Tonight, will Broadway’s runaway hit run the trophy table?
As far as musicals go, the real nail-biter at this year’s Tony Awards ceremony is not whether “Hamilton” wins a bunch of prizes. Because it will. The question is whether it wins them all.
Well, not all all, of course: It can’t grab a statuette for best revival or for best featured actor in a play. But it is possible that its 16 nominations, a record, could result in 13 Tonys — one more than reigning champ “The Producers,” which in 2001 scooped up 12 wins — including for best musical, the evening’s most coveted award.
And given the remarkable hoopla surrounding “Hamilton” — a level of public and media enthusiasm unlike anything I’ve witnessed in two decades of covering theater — wouldn’t a history-making sweep be a fitting capstone for a groundbreaking musical about the making of history?

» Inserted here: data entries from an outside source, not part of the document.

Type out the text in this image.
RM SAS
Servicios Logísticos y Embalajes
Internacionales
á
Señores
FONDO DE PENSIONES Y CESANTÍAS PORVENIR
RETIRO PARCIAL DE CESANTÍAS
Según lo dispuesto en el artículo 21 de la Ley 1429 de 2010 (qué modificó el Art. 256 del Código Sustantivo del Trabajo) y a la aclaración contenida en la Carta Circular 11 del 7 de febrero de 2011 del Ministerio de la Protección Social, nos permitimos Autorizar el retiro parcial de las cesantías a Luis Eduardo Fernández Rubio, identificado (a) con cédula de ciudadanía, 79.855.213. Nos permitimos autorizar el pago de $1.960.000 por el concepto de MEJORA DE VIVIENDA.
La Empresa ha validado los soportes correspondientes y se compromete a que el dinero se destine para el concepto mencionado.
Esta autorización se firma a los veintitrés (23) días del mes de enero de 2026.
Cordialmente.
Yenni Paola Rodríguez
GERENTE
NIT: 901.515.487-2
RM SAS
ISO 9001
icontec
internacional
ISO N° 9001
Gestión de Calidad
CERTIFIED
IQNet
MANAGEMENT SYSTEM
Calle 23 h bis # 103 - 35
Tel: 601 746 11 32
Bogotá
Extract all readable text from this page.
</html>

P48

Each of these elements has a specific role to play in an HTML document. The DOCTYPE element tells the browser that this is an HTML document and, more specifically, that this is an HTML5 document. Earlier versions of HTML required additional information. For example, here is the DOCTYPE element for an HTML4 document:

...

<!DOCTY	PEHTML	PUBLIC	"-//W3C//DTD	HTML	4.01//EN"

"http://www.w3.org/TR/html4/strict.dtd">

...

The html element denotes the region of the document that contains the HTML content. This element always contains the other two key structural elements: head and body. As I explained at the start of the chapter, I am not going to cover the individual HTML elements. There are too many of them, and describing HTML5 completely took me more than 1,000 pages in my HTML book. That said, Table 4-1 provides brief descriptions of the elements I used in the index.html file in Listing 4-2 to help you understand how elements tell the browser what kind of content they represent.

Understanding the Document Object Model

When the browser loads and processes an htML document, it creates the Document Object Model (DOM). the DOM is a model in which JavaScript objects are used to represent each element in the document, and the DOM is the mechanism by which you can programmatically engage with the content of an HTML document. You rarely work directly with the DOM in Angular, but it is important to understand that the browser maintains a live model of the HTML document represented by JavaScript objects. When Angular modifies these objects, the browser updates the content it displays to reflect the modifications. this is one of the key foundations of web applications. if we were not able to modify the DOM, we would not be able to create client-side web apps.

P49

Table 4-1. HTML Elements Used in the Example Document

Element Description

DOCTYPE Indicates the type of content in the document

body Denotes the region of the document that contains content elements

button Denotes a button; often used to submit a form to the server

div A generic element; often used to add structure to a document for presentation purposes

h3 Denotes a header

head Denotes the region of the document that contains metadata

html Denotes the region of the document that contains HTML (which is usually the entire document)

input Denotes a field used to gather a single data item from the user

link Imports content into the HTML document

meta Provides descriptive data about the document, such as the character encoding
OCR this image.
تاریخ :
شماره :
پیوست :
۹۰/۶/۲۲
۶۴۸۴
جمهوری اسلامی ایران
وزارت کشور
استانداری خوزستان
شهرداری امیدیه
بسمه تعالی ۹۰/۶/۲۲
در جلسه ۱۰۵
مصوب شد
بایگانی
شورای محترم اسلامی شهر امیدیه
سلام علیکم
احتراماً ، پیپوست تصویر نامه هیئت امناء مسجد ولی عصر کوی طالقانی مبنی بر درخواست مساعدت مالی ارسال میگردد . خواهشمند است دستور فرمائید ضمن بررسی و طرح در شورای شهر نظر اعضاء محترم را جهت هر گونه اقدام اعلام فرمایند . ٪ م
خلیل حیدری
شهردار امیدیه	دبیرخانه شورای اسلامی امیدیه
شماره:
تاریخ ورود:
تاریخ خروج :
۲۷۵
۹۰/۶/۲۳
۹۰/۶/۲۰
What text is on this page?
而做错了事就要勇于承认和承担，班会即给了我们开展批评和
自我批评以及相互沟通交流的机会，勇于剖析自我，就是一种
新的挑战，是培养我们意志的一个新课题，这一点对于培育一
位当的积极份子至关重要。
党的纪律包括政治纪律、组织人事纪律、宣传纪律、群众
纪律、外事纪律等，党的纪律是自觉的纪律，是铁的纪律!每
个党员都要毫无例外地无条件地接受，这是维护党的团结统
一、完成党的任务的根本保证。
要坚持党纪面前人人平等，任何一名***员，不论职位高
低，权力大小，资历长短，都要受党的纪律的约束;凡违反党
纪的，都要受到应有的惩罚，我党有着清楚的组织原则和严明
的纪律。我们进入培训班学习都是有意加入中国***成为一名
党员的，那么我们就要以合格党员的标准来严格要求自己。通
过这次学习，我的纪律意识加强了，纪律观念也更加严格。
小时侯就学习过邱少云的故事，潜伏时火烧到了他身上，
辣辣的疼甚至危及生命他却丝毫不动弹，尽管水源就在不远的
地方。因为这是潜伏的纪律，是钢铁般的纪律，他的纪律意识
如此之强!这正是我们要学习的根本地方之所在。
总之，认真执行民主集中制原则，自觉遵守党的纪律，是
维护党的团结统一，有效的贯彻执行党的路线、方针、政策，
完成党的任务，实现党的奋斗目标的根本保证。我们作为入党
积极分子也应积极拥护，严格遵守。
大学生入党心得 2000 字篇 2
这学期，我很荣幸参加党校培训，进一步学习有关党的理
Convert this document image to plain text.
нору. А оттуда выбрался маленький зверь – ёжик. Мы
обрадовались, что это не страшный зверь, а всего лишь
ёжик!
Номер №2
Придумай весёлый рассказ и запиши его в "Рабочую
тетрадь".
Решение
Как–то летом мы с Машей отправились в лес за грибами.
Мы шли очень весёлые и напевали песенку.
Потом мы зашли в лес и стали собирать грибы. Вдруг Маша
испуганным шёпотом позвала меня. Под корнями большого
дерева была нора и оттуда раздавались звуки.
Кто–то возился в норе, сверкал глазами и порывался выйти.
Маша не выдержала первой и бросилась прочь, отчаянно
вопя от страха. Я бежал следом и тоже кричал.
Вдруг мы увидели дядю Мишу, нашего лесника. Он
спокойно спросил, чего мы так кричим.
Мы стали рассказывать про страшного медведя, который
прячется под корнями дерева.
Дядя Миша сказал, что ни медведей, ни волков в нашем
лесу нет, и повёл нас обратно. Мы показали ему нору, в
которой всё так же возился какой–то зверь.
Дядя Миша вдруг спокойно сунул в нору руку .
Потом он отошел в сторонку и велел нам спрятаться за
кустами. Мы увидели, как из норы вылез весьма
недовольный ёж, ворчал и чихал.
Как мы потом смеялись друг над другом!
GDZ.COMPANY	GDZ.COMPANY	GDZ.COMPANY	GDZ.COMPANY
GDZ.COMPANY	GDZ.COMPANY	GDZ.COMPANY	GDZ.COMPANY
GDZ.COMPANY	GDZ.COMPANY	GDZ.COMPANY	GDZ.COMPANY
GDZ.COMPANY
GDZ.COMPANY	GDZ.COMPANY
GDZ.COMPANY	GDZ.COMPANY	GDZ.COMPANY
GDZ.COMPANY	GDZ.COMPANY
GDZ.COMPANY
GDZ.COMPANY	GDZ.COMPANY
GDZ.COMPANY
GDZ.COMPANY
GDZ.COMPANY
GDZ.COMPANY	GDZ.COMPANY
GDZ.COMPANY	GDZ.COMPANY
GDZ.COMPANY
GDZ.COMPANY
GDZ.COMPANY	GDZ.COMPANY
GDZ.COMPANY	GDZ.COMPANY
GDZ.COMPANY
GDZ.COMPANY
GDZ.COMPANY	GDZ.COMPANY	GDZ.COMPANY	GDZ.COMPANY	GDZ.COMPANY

I will be rooting for “Hamilton” to rack up the lucky 13, and not just because it makes a better story to write up in the press room of New York’s Beacon Theatre, the hall on Manhattan’s Upper West Side from which CBS will broadcast the three-hour proceedings, hosted by James Corden. No, it’s because “Hamilton” deserves them. It’s because the theater community needs to acknowledge with outsize emphasis what this work and its creator, Lin-Manuel Miranda, have done: made seeing this musical a national obsession, and musical theater a vital link, again, at last, in the American cultural chain.